When Ma first assumed the presidency in May 2008, the government drew up the Regulations on Civil Servants’ Ethics and Rectitude (公務員廉政倫理規範), which prohibited civil servants from receiving gifts or gratuities from parties with vested interests, or attending dinners or receiving entertainment hosted by such parties.
Exceptions are made for “traditional festive events” and those of “ceremonial protocol in the conduct of civil servants carrying out official duties.”
However, in these cases, they must receive approval from supervisors, report to their department’s ethics office and make an official record of attending such events, the regulations say.
However, the past six years of records held by the Ministry of Justice’s Agency Against Corruption show that while there are more than 700,000 records of civil servants receiving gifts, attending banquets and being asked to lobby on government project cases, other than receiving gifts, the Presidential Office and the Executive Yuan have made no such declarations of gratuities, critics said.
Political pundits said that at the end of legislative sessions, lawmakers on legislative committees traditionally host banquets, with top officials from the Presidential Office, Executive Yuan and government ministries in attendance.
Of the numerous civil servants at the Presidential Office and the Executive Yuan in attendance, not a single one has reported attending such banquets, critics said.
Critics said that Ma and his successive premiers have also frequented numerous banquets of various sizes and similar high-level dinner functions.
For example, they said, Ma was an invited guest at the annual European Day dinner hosted by the European Chamber of Commerce Taipei (ECCT) on Thursday last week.
Over the past six years, Ma has also attended annual Lunar New Year banquet events hosted by the American Chamber of Commerce, as well as ones jointly organized by the Straits Exchange Foundation and Taiwanese business associations with investments in China, the pundits said.
Premier Jiang Yi-huah (江宜樺) has also been a frequent guest at banquets hosted by Taiwan’s Chinese National Association of Industry and Commerce, they added.
Critics questioned Ma and Jiang’s attendance at these functions after media reports about the American Chamber of Commerce pressuring the government to allow the import of US beef containing trace levels of ractopamine and the ECCT making requests to lift Taiwan’s ban on more than 2,000 products from China.
In the reports, the ECCT said the lifting of the ban would facilitate the importation of European brand products into Taiwan, via China.
“Is it not a conflict of interest likely to benefit certain parties of interest?” the critics asked, saying that the president and the premier should follow the rules for recording their participation at these banquet events.
An official with the Agency Against Corruption responded that although the president and the premier must follow regulations on ethics, each case is to be assessed individually.
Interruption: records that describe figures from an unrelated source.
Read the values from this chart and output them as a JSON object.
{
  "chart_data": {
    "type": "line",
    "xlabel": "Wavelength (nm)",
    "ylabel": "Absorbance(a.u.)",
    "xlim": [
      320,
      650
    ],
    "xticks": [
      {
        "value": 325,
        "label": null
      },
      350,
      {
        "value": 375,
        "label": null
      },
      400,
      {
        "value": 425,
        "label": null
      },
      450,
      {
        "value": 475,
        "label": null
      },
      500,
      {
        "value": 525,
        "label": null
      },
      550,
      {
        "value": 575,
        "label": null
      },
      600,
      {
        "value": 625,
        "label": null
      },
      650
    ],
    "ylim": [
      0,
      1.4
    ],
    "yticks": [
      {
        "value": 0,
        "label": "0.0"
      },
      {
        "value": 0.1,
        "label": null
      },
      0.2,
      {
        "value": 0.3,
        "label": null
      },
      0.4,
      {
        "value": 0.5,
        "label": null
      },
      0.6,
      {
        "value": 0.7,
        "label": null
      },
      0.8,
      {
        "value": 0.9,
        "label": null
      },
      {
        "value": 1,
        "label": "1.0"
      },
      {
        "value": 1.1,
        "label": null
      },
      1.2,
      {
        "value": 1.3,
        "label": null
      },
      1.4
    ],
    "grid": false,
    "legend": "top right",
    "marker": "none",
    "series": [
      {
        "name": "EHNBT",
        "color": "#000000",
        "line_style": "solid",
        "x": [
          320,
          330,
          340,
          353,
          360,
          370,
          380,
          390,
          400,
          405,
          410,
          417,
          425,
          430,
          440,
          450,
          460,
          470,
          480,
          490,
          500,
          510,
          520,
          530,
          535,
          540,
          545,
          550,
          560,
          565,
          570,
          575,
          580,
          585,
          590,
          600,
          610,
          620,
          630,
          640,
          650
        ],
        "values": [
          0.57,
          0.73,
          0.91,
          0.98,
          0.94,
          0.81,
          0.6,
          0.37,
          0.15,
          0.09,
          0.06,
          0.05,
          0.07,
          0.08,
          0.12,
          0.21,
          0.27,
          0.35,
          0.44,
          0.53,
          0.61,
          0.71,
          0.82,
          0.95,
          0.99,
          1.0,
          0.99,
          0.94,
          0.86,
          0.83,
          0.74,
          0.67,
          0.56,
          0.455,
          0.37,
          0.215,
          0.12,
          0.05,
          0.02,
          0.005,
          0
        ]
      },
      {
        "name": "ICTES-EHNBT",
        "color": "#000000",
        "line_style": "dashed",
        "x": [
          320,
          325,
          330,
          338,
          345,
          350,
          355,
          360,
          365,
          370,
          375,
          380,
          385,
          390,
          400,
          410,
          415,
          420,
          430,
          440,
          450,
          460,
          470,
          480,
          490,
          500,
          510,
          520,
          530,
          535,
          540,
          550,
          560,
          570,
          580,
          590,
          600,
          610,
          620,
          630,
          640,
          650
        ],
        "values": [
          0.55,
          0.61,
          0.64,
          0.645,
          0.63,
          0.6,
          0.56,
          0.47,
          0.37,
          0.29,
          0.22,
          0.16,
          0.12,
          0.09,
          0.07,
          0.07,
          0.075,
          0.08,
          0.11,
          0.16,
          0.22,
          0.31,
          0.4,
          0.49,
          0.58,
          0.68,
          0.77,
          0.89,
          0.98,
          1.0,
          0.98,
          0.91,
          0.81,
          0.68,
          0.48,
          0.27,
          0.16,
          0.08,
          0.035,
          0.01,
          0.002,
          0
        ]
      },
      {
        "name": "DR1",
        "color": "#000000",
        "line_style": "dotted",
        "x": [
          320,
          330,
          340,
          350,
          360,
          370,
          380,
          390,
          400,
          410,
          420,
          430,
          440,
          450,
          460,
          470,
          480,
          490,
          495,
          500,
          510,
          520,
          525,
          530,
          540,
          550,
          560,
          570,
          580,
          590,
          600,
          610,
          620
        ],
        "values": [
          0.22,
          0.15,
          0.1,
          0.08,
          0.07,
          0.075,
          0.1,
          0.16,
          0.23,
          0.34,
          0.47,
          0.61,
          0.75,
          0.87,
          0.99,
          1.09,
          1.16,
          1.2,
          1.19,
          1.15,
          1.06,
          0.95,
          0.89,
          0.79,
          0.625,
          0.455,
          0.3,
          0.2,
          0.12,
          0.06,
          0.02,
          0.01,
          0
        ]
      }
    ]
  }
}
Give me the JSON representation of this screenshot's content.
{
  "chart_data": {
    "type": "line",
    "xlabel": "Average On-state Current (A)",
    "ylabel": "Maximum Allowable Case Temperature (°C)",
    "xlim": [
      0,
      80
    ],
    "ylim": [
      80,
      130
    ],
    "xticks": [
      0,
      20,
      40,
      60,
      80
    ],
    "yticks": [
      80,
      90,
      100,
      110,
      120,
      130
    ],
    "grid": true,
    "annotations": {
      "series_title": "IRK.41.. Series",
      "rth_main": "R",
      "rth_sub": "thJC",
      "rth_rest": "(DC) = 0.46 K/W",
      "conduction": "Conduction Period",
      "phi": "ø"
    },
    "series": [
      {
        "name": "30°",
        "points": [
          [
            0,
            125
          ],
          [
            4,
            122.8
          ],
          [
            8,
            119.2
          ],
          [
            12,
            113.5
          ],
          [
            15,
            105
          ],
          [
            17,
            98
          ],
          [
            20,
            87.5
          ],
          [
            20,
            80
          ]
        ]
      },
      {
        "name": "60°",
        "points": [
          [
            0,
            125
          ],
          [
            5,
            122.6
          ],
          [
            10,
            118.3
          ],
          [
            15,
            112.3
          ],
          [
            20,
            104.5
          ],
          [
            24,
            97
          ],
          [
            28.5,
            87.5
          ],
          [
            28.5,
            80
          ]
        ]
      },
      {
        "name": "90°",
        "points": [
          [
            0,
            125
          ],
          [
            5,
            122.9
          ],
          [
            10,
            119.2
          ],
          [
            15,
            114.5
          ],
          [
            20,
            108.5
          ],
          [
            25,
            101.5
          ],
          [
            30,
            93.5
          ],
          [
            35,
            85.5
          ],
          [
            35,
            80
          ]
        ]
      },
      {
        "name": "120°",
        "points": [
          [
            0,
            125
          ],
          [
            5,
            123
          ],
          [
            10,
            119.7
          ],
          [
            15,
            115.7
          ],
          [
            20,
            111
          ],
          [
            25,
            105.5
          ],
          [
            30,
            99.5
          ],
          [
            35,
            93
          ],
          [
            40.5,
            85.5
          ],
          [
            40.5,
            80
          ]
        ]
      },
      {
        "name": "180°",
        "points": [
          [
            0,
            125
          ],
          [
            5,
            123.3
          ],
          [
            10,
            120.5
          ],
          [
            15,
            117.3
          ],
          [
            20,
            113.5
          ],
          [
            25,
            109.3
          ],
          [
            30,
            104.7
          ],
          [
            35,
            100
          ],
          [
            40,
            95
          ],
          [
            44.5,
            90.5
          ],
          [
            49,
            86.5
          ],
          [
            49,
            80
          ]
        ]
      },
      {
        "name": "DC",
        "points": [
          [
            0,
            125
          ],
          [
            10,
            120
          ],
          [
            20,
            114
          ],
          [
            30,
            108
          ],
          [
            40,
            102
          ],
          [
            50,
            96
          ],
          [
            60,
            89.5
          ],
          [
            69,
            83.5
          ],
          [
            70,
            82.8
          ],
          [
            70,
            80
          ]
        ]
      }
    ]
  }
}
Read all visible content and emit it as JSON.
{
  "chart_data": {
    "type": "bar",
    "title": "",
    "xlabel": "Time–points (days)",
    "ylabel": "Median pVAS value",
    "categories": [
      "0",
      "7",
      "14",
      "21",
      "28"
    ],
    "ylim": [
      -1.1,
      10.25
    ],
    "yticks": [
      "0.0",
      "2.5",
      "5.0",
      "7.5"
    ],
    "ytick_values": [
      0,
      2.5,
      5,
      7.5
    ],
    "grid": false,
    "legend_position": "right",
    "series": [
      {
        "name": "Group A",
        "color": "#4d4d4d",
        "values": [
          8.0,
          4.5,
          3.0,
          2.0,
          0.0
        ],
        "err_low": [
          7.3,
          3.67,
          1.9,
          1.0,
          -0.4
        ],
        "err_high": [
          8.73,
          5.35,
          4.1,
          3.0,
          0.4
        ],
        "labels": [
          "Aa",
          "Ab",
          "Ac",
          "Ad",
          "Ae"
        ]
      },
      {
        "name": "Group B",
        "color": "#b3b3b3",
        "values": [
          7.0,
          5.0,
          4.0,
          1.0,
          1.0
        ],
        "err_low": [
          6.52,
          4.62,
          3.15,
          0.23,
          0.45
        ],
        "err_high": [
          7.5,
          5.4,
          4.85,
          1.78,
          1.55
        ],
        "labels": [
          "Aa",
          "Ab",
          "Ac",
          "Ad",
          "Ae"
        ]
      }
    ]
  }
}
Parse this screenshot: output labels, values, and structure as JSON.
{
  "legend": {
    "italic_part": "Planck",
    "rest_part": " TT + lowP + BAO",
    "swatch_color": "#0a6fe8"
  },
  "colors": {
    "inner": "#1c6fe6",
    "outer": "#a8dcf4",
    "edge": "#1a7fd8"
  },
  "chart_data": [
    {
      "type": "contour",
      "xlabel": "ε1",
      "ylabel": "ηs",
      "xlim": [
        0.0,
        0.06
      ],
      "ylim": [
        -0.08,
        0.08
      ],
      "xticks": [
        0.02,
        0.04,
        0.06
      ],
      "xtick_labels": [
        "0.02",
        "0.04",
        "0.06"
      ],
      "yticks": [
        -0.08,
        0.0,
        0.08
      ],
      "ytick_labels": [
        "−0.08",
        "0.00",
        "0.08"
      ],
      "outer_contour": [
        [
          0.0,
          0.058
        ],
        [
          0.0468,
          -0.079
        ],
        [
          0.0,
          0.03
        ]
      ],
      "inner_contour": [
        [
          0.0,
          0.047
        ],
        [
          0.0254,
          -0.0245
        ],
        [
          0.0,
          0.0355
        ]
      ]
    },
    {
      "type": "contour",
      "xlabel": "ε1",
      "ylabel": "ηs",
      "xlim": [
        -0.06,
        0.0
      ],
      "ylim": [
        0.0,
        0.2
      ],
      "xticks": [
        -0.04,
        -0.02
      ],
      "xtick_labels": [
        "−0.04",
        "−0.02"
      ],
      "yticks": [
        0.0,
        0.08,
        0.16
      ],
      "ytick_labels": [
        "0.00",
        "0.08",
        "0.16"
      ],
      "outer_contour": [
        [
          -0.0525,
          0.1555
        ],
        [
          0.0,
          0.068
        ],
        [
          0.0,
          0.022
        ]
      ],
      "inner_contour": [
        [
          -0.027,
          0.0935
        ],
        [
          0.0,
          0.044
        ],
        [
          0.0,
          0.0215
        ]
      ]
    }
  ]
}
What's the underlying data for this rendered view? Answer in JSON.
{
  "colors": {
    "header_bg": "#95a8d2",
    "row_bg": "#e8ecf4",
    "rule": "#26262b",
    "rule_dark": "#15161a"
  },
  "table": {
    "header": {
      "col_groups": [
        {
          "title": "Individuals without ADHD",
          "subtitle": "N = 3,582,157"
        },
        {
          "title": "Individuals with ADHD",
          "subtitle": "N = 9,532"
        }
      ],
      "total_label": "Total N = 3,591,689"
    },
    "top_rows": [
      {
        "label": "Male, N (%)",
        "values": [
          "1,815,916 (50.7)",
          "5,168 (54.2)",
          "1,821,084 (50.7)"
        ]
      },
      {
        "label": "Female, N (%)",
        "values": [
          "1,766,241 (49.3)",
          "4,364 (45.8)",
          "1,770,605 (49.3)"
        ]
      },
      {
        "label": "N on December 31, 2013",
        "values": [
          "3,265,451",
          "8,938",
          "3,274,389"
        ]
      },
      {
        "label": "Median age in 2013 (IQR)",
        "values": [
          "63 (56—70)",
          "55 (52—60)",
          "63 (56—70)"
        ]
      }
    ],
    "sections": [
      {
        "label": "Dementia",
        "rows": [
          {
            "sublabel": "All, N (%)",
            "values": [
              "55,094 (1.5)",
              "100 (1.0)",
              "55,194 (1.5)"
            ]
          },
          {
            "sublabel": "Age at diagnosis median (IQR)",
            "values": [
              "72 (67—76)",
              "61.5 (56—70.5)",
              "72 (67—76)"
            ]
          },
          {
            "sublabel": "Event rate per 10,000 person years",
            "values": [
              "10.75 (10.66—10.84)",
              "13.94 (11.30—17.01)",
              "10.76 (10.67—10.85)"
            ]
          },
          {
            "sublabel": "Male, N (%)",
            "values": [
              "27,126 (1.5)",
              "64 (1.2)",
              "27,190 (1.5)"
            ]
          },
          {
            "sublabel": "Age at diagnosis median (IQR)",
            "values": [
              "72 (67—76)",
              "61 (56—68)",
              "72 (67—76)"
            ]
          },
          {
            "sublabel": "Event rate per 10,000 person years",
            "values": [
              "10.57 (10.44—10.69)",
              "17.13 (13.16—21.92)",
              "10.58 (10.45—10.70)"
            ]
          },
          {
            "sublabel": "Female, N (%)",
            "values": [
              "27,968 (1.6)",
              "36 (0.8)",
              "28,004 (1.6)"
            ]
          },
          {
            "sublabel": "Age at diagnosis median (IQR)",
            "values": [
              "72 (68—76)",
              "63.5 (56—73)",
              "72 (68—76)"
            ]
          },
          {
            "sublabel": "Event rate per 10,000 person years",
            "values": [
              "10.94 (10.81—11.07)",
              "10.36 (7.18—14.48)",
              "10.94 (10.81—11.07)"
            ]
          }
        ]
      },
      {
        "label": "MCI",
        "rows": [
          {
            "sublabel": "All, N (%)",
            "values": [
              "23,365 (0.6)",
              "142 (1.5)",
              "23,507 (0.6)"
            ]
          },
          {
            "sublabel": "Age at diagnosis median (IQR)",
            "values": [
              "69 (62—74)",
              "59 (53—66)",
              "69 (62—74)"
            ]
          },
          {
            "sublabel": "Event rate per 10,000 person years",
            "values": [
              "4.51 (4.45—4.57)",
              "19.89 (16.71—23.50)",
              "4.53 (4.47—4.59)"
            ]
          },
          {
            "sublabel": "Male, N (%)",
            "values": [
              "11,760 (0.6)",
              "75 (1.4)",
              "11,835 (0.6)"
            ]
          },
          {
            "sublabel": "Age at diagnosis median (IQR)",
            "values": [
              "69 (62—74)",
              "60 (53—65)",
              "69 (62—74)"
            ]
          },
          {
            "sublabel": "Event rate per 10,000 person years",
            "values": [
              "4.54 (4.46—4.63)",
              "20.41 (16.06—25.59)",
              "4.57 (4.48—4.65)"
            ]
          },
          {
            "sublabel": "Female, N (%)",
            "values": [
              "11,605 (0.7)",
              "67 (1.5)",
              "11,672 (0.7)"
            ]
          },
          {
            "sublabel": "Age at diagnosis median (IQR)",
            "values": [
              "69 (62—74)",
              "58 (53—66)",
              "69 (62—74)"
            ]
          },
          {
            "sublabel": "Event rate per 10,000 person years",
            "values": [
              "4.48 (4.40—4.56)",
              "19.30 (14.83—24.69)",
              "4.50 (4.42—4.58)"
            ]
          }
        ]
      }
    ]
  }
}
“From the president and the premier down, there are several layers of civil servants. Clarification is needed about their direct influence on decisionmaking, or whether they are acting in accordance with responsibilities assigned by law. Therefore, we must not point to culpability all the way to the top,” the official said.
However, National Tung Hwa University professor Shih Cheng-feng (施正鋒) disagreed.
“Most civil servants are just following orders from above. The real decisionmaking lies with the president and the premier, so they must give clear accounts to the public,” Shih said.
“Ma has always applied a double standard, with stringent requirements for others, but giving himself a wide berth to shirk his responsibilities,” Shih added.